The atmosphere is ideal for the cows; the level of comfort for the cows is unbelievable. The cows are visibly cleaner. We know that we are increasing our cow longevity.
Due to the ease of maintaince with the set-up, we have decreased labor in stall cleaning and manure spreading and the vet is working on the cows less. Before the start of the pack we were spending 40 minutes per day cleaning stalls, 20 minutes scraping alleys, 30 minutes spreading manure, and 30 minutes running the barn cleaner. Now we spend about 5 minutes cleaning the stall that we left in, 5 minutes scraping the feed alley, and about 30 minutes a day tilling the pack. We are not starting that tractor in the winter to go out and spread manure every day; we are not running and putting wear and tear on a barn cleaner every day. We use all family labor, so that hour or two a day that we save is worth a lot to us. If you look at it in the terms of a year, that is at least 365 saved hours, during which time something else can get done.
One of the unexpected results was the fact that there is very little manure/ammonia smell in the barn and no manure smell when spreading. We were also surprised by the ease of the clean-out along with the amount that there was at the end of 6 months.
The Composting Bedded Pack Barn has met all our expectations and then some.
Our farm sits atop of a hill so we get a lot of natural air movement. This, combined with the use of several fans, helps make the pack a desirable place for the cows.
There is more milk production due to the cow comfort which will also increase cow longevity and decrease our cull rates. Feed efficiency is also better.
We have less manure to spread by half, saving on time, fuel, wear and tear on equipment.
Sawdust cost is somewhat more than we expected, but we are still able to get it and we feel that even with the higher cost it doesn’t stifle the benefits.
There is nothing we can think of other than the Composting Bedded Pack Barn that would cost less. Most barn remodeling projects have costs for stalls, mattresses and lots of concrete; we did not encounter this with the Compost Bedded Pack.
This has opened our eyes to composting all of the manure. At this time we scrape the feed alleys into the lagoon daily. It is much more time-efficient to haul the nutrient rich product to the field, takes less fuel/labor, and is better for the environment.
Our next item to be thinking about is how best to handle the compost to get maximum return on the investment.

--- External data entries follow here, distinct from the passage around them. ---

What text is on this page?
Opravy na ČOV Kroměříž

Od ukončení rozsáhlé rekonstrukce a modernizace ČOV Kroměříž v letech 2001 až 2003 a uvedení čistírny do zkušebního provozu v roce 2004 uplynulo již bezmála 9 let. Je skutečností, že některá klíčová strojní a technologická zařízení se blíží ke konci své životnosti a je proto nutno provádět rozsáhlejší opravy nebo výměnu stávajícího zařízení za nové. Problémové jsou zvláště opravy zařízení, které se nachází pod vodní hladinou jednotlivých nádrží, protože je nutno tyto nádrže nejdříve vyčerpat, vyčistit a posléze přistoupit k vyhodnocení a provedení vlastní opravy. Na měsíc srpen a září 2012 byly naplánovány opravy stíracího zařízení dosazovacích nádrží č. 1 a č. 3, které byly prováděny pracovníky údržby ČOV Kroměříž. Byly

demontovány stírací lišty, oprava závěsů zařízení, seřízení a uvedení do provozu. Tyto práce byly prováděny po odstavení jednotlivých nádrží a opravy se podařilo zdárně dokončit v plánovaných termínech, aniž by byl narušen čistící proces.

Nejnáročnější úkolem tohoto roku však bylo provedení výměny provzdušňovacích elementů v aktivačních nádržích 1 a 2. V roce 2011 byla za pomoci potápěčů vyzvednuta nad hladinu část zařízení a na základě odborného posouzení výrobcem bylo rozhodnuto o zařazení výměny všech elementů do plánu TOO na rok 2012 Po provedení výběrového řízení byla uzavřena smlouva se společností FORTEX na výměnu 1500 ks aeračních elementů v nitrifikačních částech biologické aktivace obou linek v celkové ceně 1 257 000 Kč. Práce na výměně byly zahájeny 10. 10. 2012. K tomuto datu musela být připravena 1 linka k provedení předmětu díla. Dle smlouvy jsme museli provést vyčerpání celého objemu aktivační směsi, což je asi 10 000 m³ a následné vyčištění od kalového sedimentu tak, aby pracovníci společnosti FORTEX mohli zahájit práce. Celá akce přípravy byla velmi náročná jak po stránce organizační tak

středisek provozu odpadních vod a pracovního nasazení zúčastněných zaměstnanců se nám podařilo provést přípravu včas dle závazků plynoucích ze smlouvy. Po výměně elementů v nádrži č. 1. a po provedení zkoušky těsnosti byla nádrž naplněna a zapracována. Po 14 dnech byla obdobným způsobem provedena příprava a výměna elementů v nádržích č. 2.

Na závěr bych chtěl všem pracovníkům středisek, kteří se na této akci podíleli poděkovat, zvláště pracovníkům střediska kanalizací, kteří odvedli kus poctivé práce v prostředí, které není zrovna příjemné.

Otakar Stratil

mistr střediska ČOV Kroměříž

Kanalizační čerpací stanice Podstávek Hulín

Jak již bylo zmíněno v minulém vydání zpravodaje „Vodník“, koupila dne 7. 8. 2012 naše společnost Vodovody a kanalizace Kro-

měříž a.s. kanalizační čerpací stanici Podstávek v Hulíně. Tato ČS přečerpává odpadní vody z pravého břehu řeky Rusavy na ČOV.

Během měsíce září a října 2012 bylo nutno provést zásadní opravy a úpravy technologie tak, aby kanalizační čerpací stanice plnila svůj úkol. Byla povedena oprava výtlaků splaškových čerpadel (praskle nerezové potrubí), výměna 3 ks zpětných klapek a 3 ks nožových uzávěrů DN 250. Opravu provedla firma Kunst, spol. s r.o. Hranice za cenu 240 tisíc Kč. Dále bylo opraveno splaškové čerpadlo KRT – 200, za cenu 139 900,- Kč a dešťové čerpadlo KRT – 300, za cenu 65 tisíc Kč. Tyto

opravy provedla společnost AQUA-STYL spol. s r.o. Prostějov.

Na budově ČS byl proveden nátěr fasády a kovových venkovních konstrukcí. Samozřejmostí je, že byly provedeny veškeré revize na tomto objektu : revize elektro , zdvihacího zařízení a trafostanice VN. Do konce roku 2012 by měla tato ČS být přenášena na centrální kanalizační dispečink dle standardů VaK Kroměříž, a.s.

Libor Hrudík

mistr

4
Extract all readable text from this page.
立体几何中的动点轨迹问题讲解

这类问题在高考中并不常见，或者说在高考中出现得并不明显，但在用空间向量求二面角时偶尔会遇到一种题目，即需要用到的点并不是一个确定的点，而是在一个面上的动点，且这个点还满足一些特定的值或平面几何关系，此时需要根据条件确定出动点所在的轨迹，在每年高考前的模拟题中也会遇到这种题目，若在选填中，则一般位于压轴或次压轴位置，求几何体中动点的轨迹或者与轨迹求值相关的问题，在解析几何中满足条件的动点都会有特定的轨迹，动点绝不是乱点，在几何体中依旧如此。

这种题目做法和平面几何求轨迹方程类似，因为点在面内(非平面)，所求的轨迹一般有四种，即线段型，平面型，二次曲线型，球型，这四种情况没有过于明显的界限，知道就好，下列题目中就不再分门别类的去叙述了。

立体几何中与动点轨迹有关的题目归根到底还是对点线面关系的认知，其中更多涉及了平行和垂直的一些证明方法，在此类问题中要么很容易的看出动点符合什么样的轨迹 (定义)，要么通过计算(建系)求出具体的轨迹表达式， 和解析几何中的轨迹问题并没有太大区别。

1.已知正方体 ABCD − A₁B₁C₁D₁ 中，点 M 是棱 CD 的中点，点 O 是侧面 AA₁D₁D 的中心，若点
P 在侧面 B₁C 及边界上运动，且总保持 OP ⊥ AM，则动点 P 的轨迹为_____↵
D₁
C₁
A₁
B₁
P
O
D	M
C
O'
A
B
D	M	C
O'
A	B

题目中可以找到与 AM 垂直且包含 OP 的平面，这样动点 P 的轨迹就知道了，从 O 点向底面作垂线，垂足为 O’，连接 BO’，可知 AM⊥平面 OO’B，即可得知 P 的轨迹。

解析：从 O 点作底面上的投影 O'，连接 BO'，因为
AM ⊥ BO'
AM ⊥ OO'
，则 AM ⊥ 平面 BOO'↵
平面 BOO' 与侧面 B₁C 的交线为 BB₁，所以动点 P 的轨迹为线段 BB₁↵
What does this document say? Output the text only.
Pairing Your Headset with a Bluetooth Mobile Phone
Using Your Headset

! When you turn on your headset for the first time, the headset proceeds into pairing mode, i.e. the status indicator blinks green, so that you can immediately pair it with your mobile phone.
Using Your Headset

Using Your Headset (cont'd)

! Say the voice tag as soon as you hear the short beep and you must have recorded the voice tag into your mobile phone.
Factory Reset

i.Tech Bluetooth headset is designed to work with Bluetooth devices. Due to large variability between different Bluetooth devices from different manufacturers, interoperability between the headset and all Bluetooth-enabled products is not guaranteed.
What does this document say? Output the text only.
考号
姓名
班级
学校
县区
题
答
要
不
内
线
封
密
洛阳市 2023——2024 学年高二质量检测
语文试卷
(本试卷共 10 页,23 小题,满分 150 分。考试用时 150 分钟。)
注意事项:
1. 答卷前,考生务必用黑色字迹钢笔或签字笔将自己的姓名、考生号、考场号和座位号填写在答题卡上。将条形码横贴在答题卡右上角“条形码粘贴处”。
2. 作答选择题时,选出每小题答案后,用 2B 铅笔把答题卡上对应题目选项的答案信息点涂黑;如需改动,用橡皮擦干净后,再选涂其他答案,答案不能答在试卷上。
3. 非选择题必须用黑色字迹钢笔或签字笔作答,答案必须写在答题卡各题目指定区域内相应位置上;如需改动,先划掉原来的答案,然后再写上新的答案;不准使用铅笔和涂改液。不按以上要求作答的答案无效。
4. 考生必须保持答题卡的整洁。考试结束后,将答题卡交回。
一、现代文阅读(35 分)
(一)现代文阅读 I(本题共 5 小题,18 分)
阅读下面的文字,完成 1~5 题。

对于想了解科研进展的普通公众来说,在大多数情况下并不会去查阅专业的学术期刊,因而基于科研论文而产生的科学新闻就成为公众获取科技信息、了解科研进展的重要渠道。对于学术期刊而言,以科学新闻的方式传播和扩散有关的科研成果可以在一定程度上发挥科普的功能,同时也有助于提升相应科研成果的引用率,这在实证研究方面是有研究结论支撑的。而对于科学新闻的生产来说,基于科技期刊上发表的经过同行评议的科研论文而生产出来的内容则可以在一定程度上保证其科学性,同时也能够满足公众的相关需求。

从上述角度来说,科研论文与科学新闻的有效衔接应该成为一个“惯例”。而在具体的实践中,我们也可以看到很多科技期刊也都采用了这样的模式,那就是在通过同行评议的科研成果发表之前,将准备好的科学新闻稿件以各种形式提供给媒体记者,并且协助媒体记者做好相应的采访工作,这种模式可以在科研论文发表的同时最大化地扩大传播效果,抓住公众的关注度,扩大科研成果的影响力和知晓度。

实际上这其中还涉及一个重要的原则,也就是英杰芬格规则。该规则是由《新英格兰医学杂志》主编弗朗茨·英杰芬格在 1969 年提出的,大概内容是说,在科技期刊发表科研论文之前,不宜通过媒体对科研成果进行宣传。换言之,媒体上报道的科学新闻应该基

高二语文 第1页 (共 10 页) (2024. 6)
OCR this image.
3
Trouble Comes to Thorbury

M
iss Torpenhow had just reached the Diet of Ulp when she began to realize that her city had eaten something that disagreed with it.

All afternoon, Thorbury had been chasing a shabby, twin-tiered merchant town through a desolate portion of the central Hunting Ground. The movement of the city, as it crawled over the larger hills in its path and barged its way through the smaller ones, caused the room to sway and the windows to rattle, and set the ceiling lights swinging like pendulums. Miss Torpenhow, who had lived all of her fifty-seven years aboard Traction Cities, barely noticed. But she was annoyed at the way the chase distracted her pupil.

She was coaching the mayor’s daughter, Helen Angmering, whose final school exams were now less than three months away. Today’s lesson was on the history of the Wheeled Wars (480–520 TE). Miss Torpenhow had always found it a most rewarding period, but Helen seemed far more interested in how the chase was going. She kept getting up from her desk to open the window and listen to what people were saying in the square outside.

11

We will definitely continue with the Composting Bedded Pack Barn. We are very happy with the results, some are even better than expected. We will always look for ways to improve upon it. We will continue to monitor our cull rates, production & longevity of the cows to get the long term effects.
We are constantly telling everyone about the Composting Bedded Pack Barn, to encourage others to adopt it.
During the remodeling process we had several interested individuals coming to see how it was progressing and asking a lot of questions. Since it was new to our area everyone was curious; never having seen it before they had a hard time imagining it.
For several months after we moved the cows onto the pack we had visitors. The vet encouraged people to come see it. When our Technical Advisor saw the finished project he fell in love with it and talked about it to his clients, many who have come to see it.
We held an “open barn”—we had about 40 individuals who were extremely interested; they had been reading about it in farm publications. They had a lot of questions and many hope to convert their current barns to a composting bedded pack barn.
We have a tri-fold brochure that we have distributed to many producers that tells all about our operation and the pack results.
Our local newspaper did an article on our pack barn and that has generated interest in it.
Our FFA advisor has visited our barn and is interested in bringing his classes for a tour so they can learn about new ideas. In the spring we hope to have a group of college kids here on tour.
We have opened our barn to every individual who is interested. It is our desire to give hope for a simpler, more profitable farm business concept so that we can sustain agriculture in the Northeast.